US biotechnology company Verve Therapeutics has published its preclinical, proof-of-concept paper on the successful use of base editing to turn off a gene in the liver and thereby lower blood levels of either LDL cholesterol or triglyceride-rich lipoproteins, two factors leading to coronary atherosclerosis. The paper was published in the 20th May edition of Nature —https://www.nature.com/— The paper establishes that gene-editing technologies, which include the CRISPR–Cas nucleases and CRISPR base editors, have the potential to permanently modify disease-causing genes in patients.
Future Medicine India had in its August-’20 edition reported Verve’s first presentation of its data on this research.
The paper reports that the demonstration of durable editing in target organs of nonhuman primates is a key step before in vivo administration of gene editors to patients in clinical trials. The company said it has demonstrated that CRISPR base editors that are delivered in vivo using lipid nanoparticles can efficiently and precisely modify disease-related genes in living cynomolgus monkeys (Macaca fascicularis).
“We observed a near-complete knockdown of PCSK9 in the liver after a single infusion of lipid nanoparticles, with concomitant reductions in blood levels of PCSK9 and low-density lipoprotein cholesterol of approximately 90% and about 60%, respectively; all of these changes remained stable for at least 8 months after a single-dose treatment,” the authors wrote in the paper.

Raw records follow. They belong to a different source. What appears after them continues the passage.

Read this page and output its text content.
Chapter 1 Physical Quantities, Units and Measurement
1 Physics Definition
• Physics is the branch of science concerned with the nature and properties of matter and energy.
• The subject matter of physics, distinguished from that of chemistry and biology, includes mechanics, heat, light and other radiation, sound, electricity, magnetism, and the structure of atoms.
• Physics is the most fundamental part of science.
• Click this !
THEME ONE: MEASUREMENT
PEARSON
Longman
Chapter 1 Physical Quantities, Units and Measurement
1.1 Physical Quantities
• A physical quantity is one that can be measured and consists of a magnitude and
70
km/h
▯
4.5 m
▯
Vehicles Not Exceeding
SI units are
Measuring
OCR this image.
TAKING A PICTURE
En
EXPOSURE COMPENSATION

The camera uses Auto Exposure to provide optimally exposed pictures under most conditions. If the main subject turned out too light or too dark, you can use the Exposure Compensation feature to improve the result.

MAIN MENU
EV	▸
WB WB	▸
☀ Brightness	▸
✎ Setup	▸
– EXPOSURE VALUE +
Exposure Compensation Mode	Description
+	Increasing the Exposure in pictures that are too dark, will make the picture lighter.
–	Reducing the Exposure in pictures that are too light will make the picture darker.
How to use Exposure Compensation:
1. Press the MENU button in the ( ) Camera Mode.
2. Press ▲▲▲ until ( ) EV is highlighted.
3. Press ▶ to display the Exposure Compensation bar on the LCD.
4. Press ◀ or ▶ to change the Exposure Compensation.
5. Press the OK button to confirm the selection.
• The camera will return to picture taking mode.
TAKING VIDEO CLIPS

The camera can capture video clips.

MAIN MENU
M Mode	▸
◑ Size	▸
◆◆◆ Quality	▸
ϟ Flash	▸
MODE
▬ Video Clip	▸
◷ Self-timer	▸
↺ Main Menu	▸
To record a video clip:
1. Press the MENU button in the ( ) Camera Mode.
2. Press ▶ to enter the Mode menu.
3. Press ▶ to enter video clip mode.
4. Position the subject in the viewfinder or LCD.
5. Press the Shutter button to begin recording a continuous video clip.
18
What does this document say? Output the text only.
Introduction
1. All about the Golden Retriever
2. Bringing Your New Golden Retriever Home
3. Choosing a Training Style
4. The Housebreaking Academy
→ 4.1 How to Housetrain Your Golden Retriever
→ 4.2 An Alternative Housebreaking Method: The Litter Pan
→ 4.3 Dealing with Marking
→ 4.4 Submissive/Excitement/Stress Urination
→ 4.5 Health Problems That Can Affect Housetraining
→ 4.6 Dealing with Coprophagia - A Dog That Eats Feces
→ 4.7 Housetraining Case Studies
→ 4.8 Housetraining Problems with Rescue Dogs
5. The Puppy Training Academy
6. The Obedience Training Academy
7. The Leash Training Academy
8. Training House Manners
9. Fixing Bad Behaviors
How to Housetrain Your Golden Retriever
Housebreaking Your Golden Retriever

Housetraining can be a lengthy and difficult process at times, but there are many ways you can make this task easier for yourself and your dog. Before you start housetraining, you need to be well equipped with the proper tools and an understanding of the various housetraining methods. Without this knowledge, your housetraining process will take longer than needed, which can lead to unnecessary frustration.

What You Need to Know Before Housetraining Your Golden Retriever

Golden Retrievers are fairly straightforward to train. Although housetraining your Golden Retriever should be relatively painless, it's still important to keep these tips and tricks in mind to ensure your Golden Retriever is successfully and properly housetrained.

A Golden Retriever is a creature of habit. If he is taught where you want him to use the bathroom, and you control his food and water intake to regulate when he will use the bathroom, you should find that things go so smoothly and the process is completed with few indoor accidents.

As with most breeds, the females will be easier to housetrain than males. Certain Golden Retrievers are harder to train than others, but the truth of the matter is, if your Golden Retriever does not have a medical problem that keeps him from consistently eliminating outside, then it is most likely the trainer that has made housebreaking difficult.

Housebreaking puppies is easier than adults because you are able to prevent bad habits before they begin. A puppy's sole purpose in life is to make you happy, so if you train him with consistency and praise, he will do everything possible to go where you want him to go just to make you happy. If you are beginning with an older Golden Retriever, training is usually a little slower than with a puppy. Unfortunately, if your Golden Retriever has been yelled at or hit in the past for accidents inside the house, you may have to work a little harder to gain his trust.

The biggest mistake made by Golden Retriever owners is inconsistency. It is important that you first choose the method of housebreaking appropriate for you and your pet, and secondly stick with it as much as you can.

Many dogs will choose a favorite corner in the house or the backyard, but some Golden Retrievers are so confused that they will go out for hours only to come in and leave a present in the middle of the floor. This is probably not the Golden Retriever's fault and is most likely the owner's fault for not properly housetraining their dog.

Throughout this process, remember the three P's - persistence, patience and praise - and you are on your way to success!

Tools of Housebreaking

In addition to supporting a ‘once-and-done’ approach to the reduction of low-density lipoprotein cholesterol and the treatment of atherosclerotic cardiovascular disease (the leading cause of death worldwide), the results provide a proof-of-concept for how CRISPR base editors can be productively applied to make precise single-nucleotide changes in therapeutic target genes in the liver, and potentially in other organs, added the authors.